The secessionists have been carrying out massive online campaigns, publishing and distributing tweets and Facebook posts via an army of online activists.

President Muhammadu Buhari vowed to crush IPOB in a recent tweet, which the platform subsequently deleted for breach of its policy.

In the deleted tweet, Buhari compared the civil war, in which he fought on behalf of the federal government, to recent attacks on offices of the national electoral commission. He threatened to “treat” those who vandalized the electoral offices “in the language they understand.”

“Many of those misbehaving today are too young to be aware of the destruction and loss of lives that occurred during the Nigerian Civil War,” Buhari’s tweet read.

Nigeria’s government has since banned Twitter and also said that social media companies wishing to operate in Nigeria must register as a local entity and be licensed.

It has denied that the Twitter ban had anything to do with the deleted presidential tweet.

Information Minister Lai Mohammed cited Kanu’s posts as a factor in the government’s decision to suspend Twitter.

Divided opinions

The name Nmandi Kanu is as controversial as his mission which deeply divides opinions in Nigeria.
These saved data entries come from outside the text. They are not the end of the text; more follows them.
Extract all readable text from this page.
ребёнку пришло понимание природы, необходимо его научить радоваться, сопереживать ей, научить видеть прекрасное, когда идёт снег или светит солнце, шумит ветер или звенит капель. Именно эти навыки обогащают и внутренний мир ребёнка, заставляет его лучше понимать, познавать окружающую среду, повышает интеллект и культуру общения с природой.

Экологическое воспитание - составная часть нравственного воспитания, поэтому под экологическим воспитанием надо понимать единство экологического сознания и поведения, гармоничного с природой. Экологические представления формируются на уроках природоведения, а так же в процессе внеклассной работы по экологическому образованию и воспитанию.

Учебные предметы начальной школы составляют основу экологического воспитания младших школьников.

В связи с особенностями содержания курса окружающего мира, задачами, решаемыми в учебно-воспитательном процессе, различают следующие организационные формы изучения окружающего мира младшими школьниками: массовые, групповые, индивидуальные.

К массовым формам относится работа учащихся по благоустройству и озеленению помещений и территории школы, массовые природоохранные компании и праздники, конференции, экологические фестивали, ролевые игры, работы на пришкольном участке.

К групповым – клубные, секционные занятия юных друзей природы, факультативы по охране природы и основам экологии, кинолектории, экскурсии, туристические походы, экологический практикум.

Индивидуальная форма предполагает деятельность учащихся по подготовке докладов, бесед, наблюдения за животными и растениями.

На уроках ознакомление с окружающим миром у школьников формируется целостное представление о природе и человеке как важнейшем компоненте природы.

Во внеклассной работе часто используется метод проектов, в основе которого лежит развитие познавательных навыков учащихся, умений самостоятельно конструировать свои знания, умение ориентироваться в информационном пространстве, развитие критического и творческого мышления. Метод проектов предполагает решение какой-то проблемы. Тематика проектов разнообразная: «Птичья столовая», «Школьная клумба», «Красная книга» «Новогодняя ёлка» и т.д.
His rearrest has sparked a heated debate among different segments of Nigeria’s population.

According to security analyst Kabiru Adamu, transparency on the part of the Nigerian government will be key in dealing with how the public react to Kanu’s trial.

“Law enforcement and judicial bodies will need to collaborate in terms of putting forward clear and convincing evidences of [Kanu’s] culpability in all the things he is being accused of and a transparent judicial process be pursued so that he is tried in a manner that will convince anyone that there is no political interference in the trial,” Adamu told DW.

Ubale Musa in Abuja contributed to this report.